Ohnehin werden Begriffe wie Liebe oder Seele negiert bzw. ins Gegenteil gespiegelt, beispielsweise wenn in „Rosen für dich“ die Beschreibung eines Lustmordes verbalisiert wird. Bei Falcos „Jeany“(1985) reichte das noch für einen Skandal. Als Sandra 1994 auf dem zweiten Enigma-Album hauchte: „I love you / I’ll kill you / But I’ll love you forever“ hauchte, wurde dies nicht einmal zur Kenntnis genommen. Die Untiefen der Peinlichkeit den Skandal um jeden Preis zu provozieren, den Aufschrei übers Knie zu brechen, umschiffen die Norddeutschen ohnehin bewusst, wenngleich das Spiel mit dem Kontroversen durchaus zum Themenset gehört.
Die vom Feuilleton bei Popbands konnotierte und eingeforderte Authentizität führt gerade Peel als Frontfrau mit Anleihen an Theaterikonographie und choreografischen Elementen zum Glück vollkommen ad absurdum. Der Bühnenvisionär René Pollesch ließ in seinem Meisterwerk „L’Affaire Martin“ die Protagonisten eine Absage an die „authentischen Kühe“ formulieren, denn in unterschiedlichen sozialen Räumen bedienen sich die einzelnen Individuen ohnehin unterschiedlicher verbaler Ausdrucksmittel und folgen möglicherweise sogar konträren sozialen Normsystemen.

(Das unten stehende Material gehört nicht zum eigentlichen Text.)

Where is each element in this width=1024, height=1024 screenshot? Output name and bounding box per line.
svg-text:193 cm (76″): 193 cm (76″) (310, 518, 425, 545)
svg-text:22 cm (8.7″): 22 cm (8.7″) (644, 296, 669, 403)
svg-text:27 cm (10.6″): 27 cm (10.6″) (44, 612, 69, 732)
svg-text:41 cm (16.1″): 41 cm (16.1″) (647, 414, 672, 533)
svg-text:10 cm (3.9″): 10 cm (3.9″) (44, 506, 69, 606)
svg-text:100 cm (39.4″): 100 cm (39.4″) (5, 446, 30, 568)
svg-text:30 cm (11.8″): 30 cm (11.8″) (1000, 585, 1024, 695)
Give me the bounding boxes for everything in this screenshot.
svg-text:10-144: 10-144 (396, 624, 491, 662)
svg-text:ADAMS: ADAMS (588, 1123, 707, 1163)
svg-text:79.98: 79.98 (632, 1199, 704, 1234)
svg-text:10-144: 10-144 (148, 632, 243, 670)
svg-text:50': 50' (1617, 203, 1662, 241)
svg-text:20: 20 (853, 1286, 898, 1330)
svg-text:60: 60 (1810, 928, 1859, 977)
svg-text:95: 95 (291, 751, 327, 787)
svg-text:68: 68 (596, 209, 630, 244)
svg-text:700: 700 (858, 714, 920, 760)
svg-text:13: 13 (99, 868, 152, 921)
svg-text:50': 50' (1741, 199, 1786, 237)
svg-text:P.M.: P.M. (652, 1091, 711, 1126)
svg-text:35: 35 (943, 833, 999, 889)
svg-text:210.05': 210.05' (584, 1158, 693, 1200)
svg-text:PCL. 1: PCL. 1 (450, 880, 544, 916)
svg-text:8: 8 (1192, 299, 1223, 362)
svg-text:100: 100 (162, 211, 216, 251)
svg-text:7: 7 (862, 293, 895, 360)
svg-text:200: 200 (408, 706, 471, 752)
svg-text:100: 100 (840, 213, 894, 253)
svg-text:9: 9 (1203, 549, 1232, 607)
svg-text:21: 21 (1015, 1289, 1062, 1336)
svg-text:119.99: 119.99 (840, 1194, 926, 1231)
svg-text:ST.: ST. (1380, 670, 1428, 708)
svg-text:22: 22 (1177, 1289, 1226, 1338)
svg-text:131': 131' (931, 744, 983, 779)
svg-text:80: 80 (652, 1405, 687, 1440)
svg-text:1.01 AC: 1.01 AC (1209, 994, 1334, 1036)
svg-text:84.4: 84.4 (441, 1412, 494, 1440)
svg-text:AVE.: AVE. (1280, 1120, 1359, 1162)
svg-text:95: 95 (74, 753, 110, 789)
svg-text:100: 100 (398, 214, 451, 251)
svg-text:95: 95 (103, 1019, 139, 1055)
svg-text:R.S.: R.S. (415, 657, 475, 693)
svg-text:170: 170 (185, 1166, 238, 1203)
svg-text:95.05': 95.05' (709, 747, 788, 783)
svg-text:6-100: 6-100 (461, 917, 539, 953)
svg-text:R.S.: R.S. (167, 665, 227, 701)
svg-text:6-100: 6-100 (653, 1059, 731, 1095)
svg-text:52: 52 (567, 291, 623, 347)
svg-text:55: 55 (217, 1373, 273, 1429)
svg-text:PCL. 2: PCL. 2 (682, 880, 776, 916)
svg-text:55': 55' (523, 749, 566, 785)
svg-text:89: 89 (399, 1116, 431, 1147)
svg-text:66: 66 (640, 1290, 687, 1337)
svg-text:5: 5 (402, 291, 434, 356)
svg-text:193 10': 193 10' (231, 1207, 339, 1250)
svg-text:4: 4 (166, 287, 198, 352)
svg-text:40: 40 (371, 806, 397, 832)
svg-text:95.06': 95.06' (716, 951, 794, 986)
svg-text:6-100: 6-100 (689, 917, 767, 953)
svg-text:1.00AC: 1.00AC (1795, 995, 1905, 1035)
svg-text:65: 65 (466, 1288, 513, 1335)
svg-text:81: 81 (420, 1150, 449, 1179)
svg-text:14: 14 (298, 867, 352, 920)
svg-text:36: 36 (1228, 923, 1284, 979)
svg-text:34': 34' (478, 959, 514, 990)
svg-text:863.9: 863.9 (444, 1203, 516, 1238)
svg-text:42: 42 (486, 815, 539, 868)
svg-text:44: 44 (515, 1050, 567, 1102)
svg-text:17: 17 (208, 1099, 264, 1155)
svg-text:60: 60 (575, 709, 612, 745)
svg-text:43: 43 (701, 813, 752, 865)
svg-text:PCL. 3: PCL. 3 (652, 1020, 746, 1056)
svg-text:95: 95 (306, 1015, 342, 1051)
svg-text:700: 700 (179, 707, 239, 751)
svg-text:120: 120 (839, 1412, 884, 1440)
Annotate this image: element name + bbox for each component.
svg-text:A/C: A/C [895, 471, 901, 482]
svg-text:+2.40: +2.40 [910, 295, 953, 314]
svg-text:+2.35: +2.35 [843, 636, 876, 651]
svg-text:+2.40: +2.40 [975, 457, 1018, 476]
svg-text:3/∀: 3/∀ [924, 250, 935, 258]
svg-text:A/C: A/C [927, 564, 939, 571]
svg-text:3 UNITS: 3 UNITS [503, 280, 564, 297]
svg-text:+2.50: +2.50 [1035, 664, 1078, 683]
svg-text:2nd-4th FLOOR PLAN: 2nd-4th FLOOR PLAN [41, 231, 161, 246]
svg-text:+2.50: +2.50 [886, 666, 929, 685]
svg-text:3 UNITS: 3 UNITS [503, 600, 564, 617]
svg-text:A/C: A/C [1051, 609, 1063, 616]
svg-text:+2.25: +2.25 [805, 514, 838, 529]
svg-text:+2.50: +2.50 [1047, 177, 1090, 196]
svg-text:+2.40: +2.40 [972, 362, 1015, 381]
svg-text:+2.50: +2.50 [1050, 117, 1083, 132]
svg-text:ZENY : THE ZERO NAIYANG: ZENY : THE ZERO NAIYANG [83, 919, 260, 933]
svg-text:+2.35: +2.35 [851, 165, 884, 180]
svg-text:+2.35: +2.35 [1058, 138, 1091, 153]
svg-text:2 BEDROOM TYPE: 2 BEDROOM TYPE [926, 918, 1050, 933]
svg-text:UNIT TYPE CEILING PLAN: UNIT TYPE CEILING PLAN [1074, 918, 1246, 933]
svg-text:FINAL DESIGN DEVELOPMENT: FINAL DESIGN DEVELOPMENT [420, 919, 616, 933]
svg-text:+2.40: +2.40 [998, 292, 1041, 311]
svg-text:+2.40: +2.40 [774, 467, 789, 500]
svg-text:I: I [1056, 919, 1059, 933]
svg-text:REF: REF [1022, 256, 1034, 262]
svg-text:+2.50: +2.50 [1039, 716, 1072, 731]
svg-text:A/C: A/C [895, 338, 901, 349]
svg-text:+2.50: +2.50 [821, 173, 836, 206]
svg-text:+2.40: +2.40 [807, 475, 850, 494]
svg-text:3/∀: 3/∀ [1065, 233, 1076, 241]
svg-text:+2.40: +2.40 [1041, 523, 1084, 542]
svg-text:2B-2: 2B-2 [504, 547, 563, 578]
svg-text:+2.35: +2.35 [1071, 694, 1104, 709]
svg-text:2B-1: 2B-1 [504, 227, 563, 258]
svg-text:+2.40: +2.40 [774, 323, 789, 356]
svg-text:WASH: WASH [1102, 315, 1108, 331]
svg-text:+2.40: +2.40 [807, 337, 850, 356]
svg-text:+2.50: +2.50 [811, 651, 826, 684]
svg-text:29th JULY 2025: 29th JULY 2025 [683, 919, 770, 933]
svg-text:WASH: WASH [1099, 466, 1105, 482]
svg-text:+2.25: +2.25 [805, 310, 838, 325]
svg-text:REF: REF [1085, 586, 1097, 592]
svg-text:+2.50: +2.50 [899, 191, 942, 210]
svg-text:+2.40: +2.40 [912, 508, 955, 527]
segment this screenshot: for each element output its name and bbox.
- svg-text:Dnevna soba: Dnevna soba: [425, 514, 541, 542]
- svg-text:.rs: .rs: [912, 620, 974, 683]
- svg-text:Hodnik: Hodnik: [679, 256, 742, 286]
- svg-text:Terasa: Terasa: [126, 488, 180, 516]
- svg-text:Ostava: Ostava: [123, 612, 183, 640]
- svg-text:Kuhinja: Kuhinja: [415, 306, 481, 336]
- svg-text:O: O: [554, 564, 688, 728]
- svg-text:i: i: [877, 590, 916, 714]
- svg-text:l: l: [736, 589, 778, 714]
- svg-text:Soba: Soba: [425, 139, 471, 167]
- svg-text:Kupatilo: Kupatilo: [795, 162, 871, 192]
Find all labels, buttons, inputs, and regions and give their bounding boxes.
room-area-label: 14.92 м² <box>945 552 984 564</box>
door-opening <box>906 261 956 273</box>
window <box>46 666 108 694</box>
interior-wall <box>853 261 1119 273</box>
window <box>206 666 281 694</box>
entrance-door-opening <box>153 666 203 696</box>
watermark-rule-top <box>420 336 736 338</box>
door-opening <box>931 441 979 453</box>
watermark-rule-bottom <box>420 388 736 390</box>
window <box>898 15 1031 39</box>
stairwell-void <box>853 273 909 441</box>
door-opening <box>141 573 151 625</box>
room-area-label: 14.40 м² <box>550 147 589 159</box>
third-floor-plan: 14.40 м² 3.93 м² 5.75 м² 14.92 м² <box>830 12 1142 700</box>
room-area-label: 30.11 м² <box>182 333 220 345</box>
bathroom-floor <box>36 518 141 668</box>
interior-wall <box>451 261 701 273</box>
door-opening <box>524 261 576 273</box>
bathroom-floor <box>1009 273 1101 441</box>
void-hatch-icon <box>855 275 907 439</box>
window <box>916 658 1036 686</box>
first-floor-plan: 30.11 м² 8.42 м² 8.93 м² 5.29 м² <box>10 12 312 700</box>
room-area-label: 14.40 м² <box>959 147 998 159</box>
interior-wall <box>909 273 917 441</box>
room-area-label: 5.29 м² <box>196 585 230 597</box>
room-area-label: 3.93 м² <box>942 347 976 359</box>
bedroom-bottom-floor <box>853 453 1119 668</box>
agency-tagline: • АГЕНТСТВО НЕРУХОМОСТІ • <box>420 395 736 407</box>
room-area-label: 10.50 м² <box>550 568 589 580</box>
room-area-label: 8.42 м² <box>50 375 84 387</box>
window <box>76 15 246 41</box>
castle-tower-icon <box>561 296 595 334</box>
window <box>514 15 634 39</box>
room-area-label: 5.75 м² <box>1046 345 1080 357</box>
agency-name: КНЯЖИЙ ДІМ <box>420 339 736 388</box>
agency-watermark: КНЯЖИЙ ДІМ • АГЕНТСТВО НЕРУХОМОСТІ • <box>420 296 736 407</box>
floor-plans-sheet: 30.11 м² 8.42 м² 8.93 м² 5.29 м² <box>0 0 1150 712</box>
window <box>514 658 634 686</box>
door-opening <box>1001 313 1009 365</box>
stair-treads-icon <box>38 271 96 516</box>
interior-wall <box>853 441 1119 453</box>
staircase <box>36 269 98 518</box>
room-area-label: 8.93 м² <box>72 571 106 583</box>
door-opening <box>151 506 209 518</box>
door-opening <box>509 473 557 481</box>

Letztendlich ist es aber obsolet, zu philosophieren, ob der Kosmos der Grausamen Töchter eine moderne „Faust“-Adaption darstellt, gesellschaftliche Unterdrückungsmechanismen dekonstruiert oder letztlich homosexuellen Sadomasochismus eine textliche Plattform offeriert. Das Koordinatensystem der Band ist komplex genug, um individuelle Lesarten zu ermöglichen.
Und wenn Heiner Müllers Postulat stimmt, dass die Kunst nicht Welt ändere, aber im Individuum die Sehnsucht zu eben jener Änderung beflügeln könne, sind die Impulse auf „Alles für dich“ in Zeiten, in denen das Sprechen über Homosexualität in manchen Ländern sanktioniert werden soll, von großem Wert. Ein Manifest des Mutes zum Anderssein!
Ronald Klein
Grausame Töchter: Alles für Dich. Scanner. 15 Tracks. 11,99 Euro. Fotos: Quelle Homepage der Band.